Njall did notice that Grimolfr sat at one end of the long table and Hrolleif at the other, just as Njall's father and mother sat—and that Skald stood guard over Vigdis while she lay by Hrolleif's chair and ate, and permitted no other wolf or man near her. Nor was it lost on him that the fond looks Grimolfr sent the length of the table included not just wolf and bitch but red-bearded Hrolleif as well.
Njall found himself pushing the meat on the trencher over to Brandr's side. Brandr accepted with a glance and a shrug. Njall watched Brandr make short work of the venison, because it allowed him not to look at Hrolleif, until Ulfmaer's knotted hand descended on his shoulder.

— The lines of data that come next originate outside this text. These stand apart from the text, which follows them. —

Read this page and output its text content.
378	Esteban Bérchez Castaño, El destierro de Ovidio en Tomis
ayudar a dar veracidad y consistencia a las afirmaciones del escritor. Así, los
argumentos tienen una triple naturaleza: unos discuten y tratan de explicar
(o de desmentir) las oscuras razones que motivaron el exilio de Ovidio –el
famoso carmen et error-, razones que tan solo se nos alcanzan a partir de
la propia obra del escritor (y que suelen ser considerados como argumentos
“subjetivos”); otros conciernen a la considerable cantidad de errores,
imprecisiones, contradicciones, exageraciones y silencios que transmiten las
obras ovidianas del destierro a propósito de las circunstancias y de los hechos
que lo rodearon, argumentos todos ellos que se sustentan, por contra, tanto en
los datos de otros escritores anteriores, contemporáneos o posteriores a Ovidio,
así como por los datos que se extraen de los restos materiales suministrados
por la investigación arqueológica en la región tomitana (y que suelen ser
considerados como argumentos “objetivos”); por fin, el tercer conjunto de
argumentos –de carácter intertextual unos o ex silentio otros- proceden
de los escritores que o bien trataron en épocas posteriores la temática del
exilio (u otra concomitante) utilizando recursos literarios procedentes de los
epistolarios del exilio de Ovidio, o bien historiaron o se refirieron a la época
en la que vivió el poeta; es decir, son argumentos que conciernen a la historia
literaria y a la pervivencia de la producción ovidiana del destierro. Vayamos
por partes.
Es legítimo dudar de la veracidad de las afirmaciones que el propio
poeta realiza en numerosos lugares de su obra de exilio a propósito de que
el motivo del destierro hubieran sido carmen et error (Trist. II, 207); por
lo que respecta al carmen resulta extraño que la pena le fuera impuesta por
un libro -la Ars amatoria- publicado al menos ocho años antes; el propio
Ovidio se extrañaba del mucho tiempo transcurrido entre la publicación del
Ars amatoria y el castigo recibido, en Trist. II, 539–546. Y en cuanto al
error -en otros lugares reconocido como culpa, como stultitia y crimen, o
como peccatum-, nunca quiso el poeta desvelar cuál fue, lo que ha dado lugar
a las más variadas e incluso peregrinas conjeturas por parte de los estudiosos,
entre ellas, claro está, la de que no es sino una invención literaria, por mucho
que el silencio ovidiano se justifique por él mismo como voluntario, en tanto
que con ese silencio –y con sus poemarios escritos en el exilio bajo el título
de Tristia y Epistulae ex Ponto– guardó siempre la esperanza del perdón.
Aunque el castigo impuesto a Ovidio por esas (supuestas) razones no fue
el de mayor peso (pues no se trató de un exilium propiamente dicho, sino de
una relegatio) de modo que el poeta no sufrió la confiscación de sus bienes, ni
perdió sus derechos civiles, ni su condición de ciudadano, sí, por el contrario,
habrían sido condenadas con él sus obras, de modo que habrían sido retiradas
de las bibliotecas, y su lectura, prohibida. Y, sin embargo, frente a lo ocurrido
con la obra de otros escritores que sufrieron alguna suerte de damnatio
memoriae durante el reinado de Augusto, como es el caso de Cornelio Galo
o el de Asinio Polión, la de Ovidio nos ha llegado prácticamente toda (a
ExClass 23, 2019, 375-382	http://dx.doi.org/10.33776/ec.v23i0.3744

“Njall. Nerves about the hunt?”
“Yes,” Njall lied, twisting his head to look up at the housecarl.
Ulfmaer smiled, a gap-toothed grin, and squeezed his shoulder. “We'll find you weapons after the meal,” he said. “In the meantime, you must eat, lad.”
Lad
, and not
pup
. That one word unknotted the tangle of fear in Njall's breast a little. “I know something you can think on to distract yourself.”